SDOclust Evaluation Tests
conducted for the paper: SDOclust: Clustering with Sparse Data Observers
Context and methodology
SDOclust is a clustering extension of the Sparse Data Observers (SDO) algorithm. SDOclust uses data observers as graph nodes and cluster them considering connected components and local thresholding. Observers' labels are subsequently propagated to data points.
In this repository, SDOclust is evaluated with 15 two-dimensional synthetic datasets, 138 multi-dimensional synthetic datasets, and 2 real-application datasets, and compared with HDBSCAN and k-means-- algorithms.

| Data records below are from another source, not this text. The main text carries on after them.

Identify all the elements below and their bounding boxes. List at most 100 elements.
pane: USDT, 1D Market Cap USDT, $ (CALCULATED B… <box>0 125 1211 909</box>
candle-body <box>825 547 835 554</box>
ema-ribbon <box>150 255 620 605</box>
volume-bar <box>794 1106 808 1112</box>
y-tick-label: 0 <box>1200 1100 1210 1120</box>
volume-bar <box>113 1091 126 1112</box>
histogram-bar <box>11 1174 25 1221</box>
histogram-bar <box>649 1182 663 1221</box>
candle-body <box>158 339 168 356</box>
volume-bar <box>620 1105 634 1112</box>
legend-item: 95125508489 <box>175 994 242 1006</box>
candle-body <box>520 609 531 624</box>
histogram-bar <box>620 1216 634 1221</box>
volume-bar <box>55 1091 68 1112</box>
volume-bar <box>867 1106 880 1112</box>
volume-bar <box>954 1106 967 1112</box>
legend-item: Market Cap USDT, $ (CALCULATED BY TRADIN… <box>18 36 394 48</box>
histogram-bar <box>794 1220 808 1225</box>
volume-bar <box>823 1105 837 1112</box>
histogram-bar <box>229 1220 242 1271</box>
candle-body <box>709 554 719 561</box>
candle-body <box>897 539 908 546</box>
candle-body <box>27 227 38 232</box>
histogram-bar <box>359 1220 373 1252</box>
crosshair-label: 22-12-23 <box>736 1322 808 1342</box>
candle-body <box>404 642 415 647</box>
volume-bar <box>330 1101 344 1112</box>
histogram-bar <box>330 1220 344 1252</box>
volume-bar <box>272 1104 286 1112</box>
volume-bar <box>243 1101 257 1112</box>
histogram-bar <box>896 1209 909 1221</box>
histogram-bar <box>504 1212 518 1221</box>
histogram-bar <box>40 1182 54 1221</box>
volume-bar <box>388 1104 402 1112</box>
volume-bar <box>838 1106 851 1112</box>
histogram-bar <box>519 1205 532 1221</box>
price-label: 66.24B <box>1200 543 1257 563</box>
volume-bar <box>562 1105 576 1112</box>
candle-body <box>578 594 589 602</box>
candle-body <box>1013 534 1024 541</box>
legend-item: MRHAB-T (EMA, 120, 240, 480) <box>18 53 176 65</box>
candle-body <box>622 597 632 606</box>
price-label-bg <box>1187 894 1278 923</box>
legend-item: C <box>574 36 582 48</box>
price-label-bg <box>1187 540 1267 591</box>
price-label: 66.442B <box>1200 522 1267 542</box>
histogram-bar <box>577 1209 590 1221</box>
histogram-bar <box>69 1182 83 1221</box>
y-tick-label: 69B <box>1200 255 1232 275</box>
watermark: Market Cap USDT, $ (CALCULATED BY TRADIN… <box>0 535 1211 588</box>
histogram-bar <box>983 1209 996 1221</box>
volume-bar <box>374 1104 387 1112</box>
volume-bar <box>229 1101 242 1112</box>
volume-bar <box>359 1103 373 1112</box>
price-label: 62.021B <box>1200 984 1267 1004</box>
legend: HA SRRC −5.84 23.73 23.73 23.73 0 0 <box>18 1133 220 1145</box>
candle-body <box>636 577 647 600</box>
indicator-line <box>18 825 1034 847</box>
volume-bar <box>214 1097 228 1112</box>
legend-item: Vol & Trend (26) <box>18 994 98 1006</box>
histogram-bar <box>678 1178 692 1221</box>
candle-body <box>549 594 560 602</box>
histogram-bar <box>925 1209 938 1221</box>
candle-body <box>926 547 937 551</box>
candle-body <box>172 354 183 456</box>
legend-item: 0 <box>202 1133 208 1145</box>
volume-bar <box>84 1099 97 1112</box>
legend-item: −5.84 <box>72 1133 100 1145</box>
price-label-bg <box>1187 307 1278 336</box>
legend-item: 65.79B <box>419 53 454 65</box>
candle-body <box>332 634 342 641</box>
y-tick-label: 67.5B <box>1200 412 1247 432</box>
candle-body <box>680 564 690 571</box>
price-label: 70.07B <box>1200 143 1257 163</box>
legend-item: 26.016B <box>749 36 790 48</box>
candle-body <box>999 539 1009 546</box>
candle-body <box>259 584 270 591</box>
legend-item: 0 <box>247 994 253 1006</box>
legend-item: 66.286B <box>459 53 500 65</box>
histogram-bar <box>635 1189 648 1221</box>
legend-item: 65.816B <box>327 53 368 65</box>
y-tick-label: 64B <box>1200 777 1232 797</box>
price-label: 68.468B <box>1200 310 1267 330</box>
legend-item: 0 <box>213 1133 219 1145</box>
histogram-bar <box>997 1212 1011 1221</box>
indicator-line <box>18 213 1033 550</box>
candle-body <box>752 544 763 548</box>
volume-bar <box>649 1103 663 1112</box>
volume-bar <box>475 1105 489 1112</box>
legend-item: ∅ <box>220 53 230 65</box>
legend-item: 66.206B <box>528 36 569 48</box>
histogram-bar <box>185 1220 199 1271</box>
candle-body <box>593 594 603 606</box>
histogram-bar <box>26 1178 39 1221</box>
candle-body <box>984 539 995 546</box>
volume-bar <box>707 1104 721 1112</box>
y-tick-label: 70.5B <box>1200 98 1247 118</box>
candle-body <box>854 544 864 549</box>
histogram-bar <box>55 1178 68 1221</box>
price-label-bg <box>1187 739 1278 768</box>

This repository is framed within the research on the following domains: algorithm evaluation, clustering, unsupervised learning, machine learning, data mining, data analysis. Datasets and algorithms can be used for experiment replication and for further clustering evaluation and comparison.
Technical details
Experiments are conducted in Python 3. The file and folder structure is as follows:
[data2d] contains 15 two-dimensional datasets as CSV files (last column is the label).
[dataMd] contains 138 multi-dimensional datasets as CSV files (last column is the label).
[dataReal] contains 2 real/application datases as CSV files (last column is the label).
[plots] contains plots (.png, .pdf) with results generated by test scripts.
[tables] contains tables (.csv, .tex) with results generated by test scripts.
[cddiag] contain scripts for generating critical difference diagrams with Wilcoxon signed rank tests and plots from conducted tests.
"dependencies.py" installs required python packages.
"tests_2d.py" runs 2d experiments.
"tests_Md.py" runs multi-dimensional experiments.
"test_mawi.py" runs experiments with real network traffic data from MAWI captures.
"test_sirena.py" runs experiments with real electricity consumption data from the Sirena project.
"sdo.py" implements sdoclust functions.
"pamse2d.py" runs sensitivity analysis on SDOclust parameters.
"update_test.py" shows an example of SDOclust working in update modus,
"gbc.py" contains functions for the graph-based clustering implementation (based on https://github.com/dayyass/graph-based-clustering).
"kmeansmm.py" is the k-means-- implementation (based on https://github.com/Strizzo/kmeans--).
"LICENSE" file.
"README.md" for further details, link to sources and instructions for reproducibility.
License
The CC-BY license applies to all data generated with MDCgen. All distributed code is under the GNU GPL license.